Some of you are trying to help, but I'm getting the feeling that none of you have done what I'm trying to do. Nobody has posted a picture of their work or described hands-on experience. I feel like I'm asking this question in the wrong forum. Hopefully I'm wrong about this.
Or that I'm asking the wrong people. I bet almost nobody in this forum could meaningfully answer any question I may have on the versatility of Rh(I) as a hydrosilation catalyst....if you keep finding that no one has the answer you're looking for, realize that either you're not asking the correct question or perhaps you don't understand the correct answer.
But in any case here's specifically what I own that lets me take this sort of shot:
Singh-Ray Vari-ND filter
B+W #102 filter (4x)
B+W #106 (64x)
Precisely, but as far as I know, we both live on planet earth, so I'm asking for your judgement call based on the range of light intensity around peak daylight.
This is not a scientific process. We are not in a controlled environment where I can quantify the amount of light and report it back to you. There's
no way I can tell what the intensity will be a week or month from now when the shot presents itself. There's no way I can say 4 pm, because 4 pm in San Diego is going to have a different light intensity than London. I said "daylight" because that is the best information I can give you.
Sorry, Rebel XTi f/22 and 30" exposure limits unless I go to bulb.
What sort of people? What kind of movements? Is my guess any better than yours?
3 hours before sunset at f/22 required a 1/13 exposure, which means to max my 30 second exposure limit, I'd need an 8.6-stop ND filter. So, the ND 3.0 should work. Math is not the problem for me. The problem is that I don't have the practical knowledge to know if a 30 second exposure is going to remove random people doing random things from a wide variety of scenes. I'll be shooting in Washington D.C. this weekend. Who knows what the lighting conditions are going to be?
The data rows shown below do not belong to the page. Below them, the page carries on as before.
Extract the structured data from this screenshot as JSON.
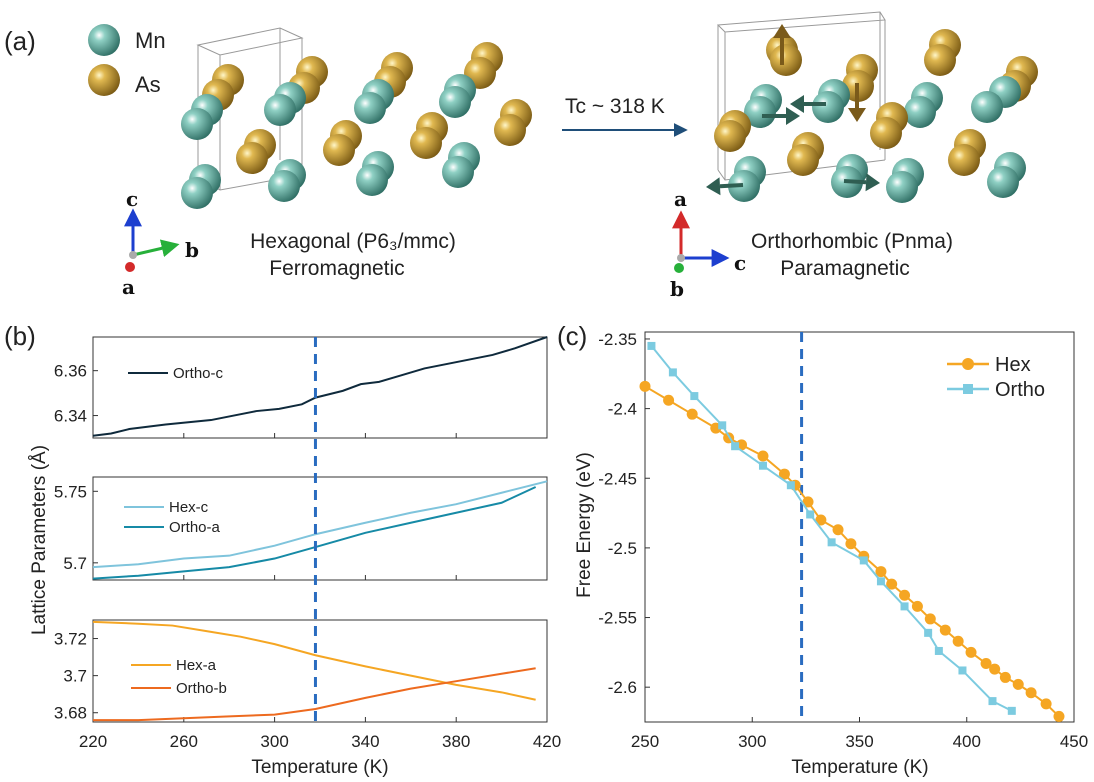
{
  "panel_labels": {
    "a": "(a)",
    "b": "(b)",
    "c": "(c)"
  },
  "structure": {
    "legend": [
      {
        "name": "Mn",
        "color": "#5fa89c"
      },
      {
        "name": "As",
        "color": "#c9a040"
      }
    ],
    "transition_label": "Tc ~ 318 K",
    "left": {
      "title": "Hexagonal (P6₃/mmc)",
      "subtitle": "Ferromagnetic",
      "axes": {
        "up": "c",
        "right": "b",
        "down": "a"
      }
    },
    "right": {
      "title": "Orthorhombic (Pnma)",
      "subtitle": "Paramagnetic",
      "axes": {
        "up": "a",
        "right": "c",
        "down": "b"
      }
    },
    "colors": {
      "mn": "#5fa89c",
      "as": "#c9a040",
      "spin_mn": "#2f5e52",
      "spin_as": "#7a5a1a",
      "arrow": "#1f4e79"
    }
  },
  "chart_data": [
    {
      "type": "line",
      "panel": "b",
      "xlabel": "Temperature (K)",
      "ylabel": "Lattice Parameters (Å)",
      "xlim": [
        220,
        420
      ],
      "xticks": [
        "220",
        "260",
        "300",
        "340",
        "380",
        "420"
      ],
      "vline": 318,
      "subplots": [
        {
          "ylim": [
            6.33,
            6.375
          ],
          "yticks": [
            "6.34",
            "6.36"
          ],
          "series": [
            {
              "name": "Ortho-c",
              "color": "#0f2a3c",
              "x": [
                220,
                228,
                236,
                244,
                252,
                262,
                272,
                282,
                292,
                302,
                312,
                318,
                322,
                330,
                338,
                346,
                356,
                366,
                376,
                386,
                396,
                406,
                420
              ],
              "values": [
                6.331,
                6.332,
                6.334,
                6.335,
                6.336,
                6.337,
                6.338,
                6.34,
                6.342,
                6.343,
                6.345,
                6.348,
                6.349,
                6.351,
                6.354,
                6.355,
                6.358,
                6.361,
                6.363,
                6.365,
                6.367,
                6.37,
                6.375
              ]
            }
          ]
        },
        {
          "ylim": [
            5.688,
            5.76
          ],
          "yticks": [
            "5.7",
            "5.75"
          ],
          "series": [
            {
              "name": "Hex-c",
              "color": "#7fc4dc",
              "x": [
                220,
                240,
                260,
                280,
                300,
                318,
                340,
                360,
                380,
                400,
                420
              ],
              "values": [
                5.697,
                5.699,
                5.703,
                5.705,
                5.712,
                5.72,
                5.728,
                5.735,
                5.741,
                5.749,
                5.757
              ]
            },
            {
              "name": "Ortho-a",
              "color": "#168aa6",
              "x": [
                220,
                240,
                260,
                280,
                300,
                318,
                340,
                360,
                380,
                400,
                415
              ],
              "values": [
                5.689,
                5.691,
                5.694,
                5.697,
                5.703,
                5.711,
                5.721,
                5.728,
                5.735,
                5.742,
                5.753
              ]
            }
          ]
        },
        {
          "ylim": [
            3.675,
            3.73
          ],
          "yticks": [
            "3.68",
            "3.7",
            "3.72"
          ],
          "series": [
            {
              "name": "Hex-a",
              "color": "#f5a623",
              "x": [
                220,
                240,
                255,
                270,
                285,
                300,
                318,
                340,
                360,
                380,
                400,
                415
              ],
              "values": [
                3.729,
                3.728,
                3.727,
                3.724,
                3.721,
                3.717,
                3.711,
                3.705,
                3.7,
                3.695,
                3.691,
                3.687
              ]
            },
            {
              "name": "Ortho-b",
              "color": "#ed6a1f",
              "x": [
                220,
                240,
                260,
                280,
                300,
                318,
                340,
                360,
                380,
                400,
                415
              ],
              "values": [
                3.676,
                3.676,
                3.677,
                3.678,
                3.679,
                3.682,
                3.688,
                3.693,
                3.697,
                3.701,
                3.704
              ]
            }
          ]
        }
      ]
    },
    {
      "type": "line",
      "panel": "c",
      "xlabel": "Temperature (K)",
      "ylabel": "Free Energy (eV)",
      "xlim": [
        250,
        450
      ],
      "ylim": [
        -2.625,
        -2.345
      ],
      "xticks": [
        "250",
        "300",
        "350",
        "400",
        "450"
      ],
      "yticks": [
        "-2.35",
        "-2.4",
        "-2.45",
        "-2.5",
        "-2.55",
        "-2.6"
      ],
      "vline": 323,
      "legend": "top-right",
      "series": [
        {
          "name": "Hex",
          "color": "#f5a623",
          "marker": "circle",
          "x": [
            250,
            261,
            272,
            283,
            289,
            295,
            305,
            315,
            320,
            326,
            332,
            340,
            346,
            352,
            360,
            365,
            371,
            377,
            383,
            390,
            396,
            402,
            409,
            413,
            418,
            424,
            430,
            437,
            443
          ],
          "values": [
            -2.384,
            -2.394,
            -2.404,
            -2.414,
            -2.421,
            -2.426,
            -2.434,
            -2.447,
            -2.455,
            -2.467,
            -2.48,
            -2.487,
            -2.497,
            -2.506,
            -2.517,
            -2.526,
            -2.534,
            -2.542,
            -2.551,
            -2.559,
            -2.567,
            -2.575,
            -2.583,
            -2.587,
            -2.593,
            -2.598,
            -2.604,
            -2.612,
            -2.621
          ]
        },
        {
          "name": "Ortho",
          "color": "#7ccbe0",
          "marker": "square",
          "x": [
            253,
            263,
            273,
            286,
            292,
            305,
            318,
            327,
            337,
            352,
            360,
            371,
            382,
            387,
            398,
            412,
            421
          ],
          "values": [
            -2.355,
            -2.374,
            -2.391,
            -2.412,
            -2.427,
            -2.441,
            -2.455,
            -2.476,
            -2.496,
            -2.509,
            -2.524,
            -2.542,
            -2.561,
            -2.574,
            -2.588,
            -2.61,
            -2.617
          ]
        }
      ]
    }
  ]
}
Some of you are trying to help, but I'm getting the feeling that none of you have done what I'm trying to do. Nobody has posted a picture of their work or described hands-on experience. I feel like I'm asking this question in the wrong forum. Hopefully I'm wrong about this.
Daylight is intentionally vague because I'll be shooting in a wide-variety of light intensities, and because that's all the information I have. I'm asking for help so I can prudently deal with this variety. If that requires multiple filters, then that and the type of filters is the advice I'd like to receive.
You could say apparent lack of knowledge and that argument would carry more weight. I'll tell you what--I'll start caring what you say when you post a photo you took using the technique under discussion as credentials to participate in this discussion. If you can't do that, and don't have anything constructive to say, don't contribute to this thread.
To be honest, I've never tried to remove _everybody_ from a photo (and I like the various degrees of motion you get from people with, say, a 4-5 second exposure). I can guarantee that, in most settings, 30 seconds won't be enough. There's always one or two people that aren't going to budge.
Cool. What kind of exposure times do you use to get people out of your scenery? Is 30 sec. enough, or do you require something on the order of minutes? Do you notice any color shifting with the Vari-ND filter?
Looking at my shots I'v taken I most just get "blurred people", not "gone people"
You would be much better off doing multiple shots and compositing them together.
You are going to need "way long" exposures to the point where you will have LOTS of problems with thermal noise in the sensor.
You are best off taking a serioes of short exposures during lulls in the wind.